Not so long ago, Japanese women who remained unmarried after the age of 25 were referred to as "Christmas cake," a slur comparing them to old holiday pastries that cannot be sold after December 25

Japanese women
Motoko Rich | NYT
5 min read Last Updated : Aug 03 2019 | 7:56 PM IST
The bride wore a birthday cake of a dress, with a scalloped-edge bodice and a large hoop skirt. A veil sprouted from her black bob. Moments before the wedding began, she stood quietly on a staircase, waiting to descend to the ceremony.
 
“Wow,” she thought. “I’m really doing this.”
 
This was no conventional wedding to join two people in matrimony.

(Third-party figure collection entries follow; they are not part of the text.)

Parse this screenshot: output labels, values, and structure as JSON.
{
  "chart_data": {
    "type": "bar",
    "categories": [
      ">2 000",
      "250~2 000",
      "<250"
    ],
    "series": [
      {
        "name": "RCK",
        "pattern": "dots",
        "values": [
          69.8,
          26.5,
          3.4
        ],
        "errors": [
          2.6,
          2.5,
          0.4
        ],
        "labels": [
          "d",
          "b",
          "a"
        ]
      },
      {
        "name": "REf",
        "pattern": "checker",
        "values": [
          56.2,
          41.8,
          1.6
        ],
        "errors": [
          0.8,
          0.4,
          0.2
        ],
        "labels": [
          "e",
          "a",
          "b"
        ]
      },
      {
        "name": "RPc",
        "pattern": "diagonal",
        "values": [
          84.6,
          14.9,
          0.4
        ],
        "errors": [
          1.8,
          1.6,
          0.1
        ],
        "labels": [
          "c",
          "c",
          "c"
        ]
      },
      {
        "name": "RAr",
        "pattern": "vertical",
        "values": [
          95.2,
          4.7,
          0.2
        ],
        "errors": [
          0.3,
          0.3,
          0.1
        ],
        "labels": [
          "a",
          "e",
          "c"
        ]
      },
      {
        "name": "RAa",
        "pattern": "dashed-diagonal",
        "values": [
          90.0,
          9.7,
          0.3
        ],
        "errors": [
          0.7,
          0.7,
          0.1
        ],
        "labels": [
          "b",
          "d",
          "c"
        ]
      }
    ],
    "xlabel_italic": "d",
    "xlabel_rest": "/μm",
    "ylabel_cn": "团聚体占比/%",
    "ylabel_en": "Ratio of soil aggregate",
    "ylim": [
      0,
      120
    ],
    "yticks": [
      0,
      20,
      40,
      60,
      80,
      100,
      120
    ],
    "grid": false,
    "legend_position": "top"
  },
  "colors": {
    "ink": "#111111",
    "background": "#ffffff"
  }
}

Instead, a group of nearly 30 friends gathered in a banquet room in one of Tokyo’s most fashionable districts last year to witness Sanae Hanaoka, 31, as she performed a public declaration of her love — for her single self.
 
“I wanted to figure out how to live on my own,” Hanaoka told the group, standing alone on a stage as she thanked them for attending her solo wedding. “I want to rely on my own strength.”
 
Not so long ago, Japanese women who remained unmarried after the age of 25 were referred to as “Christmas cake,” a slur comparing them to old holiday pastries that cannot be sold after December 25.
 
Today, such outright insults have faded as a growing number of Japanese women are postponing or forgoing marriage, rejecting the traditional path that leads to what many now regard as a life of domestic drudgery.
 
The percentage of women who work in Japan is higher than ever, yet cultural norms have not caught up: Japanese wives and mothers are still typically expected to bear the brunt of the housework, child care and help for their aging relatives, a factor that stymies many of their careers.
 
Fed up with the double standard, Japanese women are increasingly opting out of marriage altogether, focusing on their work and newfound freedoms, but also alarming politicians preoccupied with trying to reverse Japan’s declining population.
 
As recently as the mid-1990s, only one in 20 women in Japan had never been married by the time they turned 50, according to government census figures. But by 2015, the most recent year for which statistics are available, that had changed drastically, with one in seven women remaining unmarried by that age.
 
And for women aged 35 to 39, the percentage was even higher: Nearly a quarter had never been married, compared with only about 10 percent two decades earlier.
 
The change is so striking that a growing number of businesses now cater to singles, and to single women in particular. There are single karaoke salons featuring women-only zones, restaurants designed for solo diners, and apartment complexes that target women looking to buy or rent homes on their own. Travel companies book tours for single women, and photo studios offer sessions in which women can don wedding dresses and pose for solo bridal portraits.
 
“I thought, ‘If I get married, I will just have to do more housework,’” said Kayoko Masuda, 49, a single cartoonist who stopped by to croon in private at a One Kara solo karaoke salon in Tokyo. A separate section is cordoned off for women, behind sliding doors marked “Ladies Only.”
 
Last year, the number of couples getting married hit the lowest level since the end of World War II, according to government estimates. It was the sixth straight year of decline in the nation’s marriage rate, which is falling at a much faster clip than the drop in Japan’s population over all.
 
Not surprisingly, the number of births in Japan — a country where few people have children out of wedlock — is also tumbling. Last year, the number of babies born in the country fell to the lowest level since at least 1899, when record-keeping began.
 
Local governments, eager to encourage marriage and raise fertility, have started campaigns to bring couples together. “We are working on fostering a mind for marriage,” reads an ad for matchmaking tours and seminars for singles sponsored by the Tokyo Metropolitan Government.
 
But for more and more Japanese women — who have traditionally been circumscribed by their relationships with men, children and other family members — singlehood represents a form of liberation.
 
“When they marry, they have to give up so many things,” said Mari Miura, a professor of political science at Sophia University in Tokyo, “so many freedoms and so much independence.”
 
The shift is tied to the changing Japanese work force. Close to 70 percent of women aged 15 to 64 now have jobs — a record. But their careers are often held back by a relentless tide of domestic burdens, like filling out the meticulous daily logs required by their children’s day-care centres, preparing the intricate meals often expected of Japanese women, supervising and signing off on homework from school and after school tutoring sessions, or hanging rounds of laundry — because few households have electric dryers.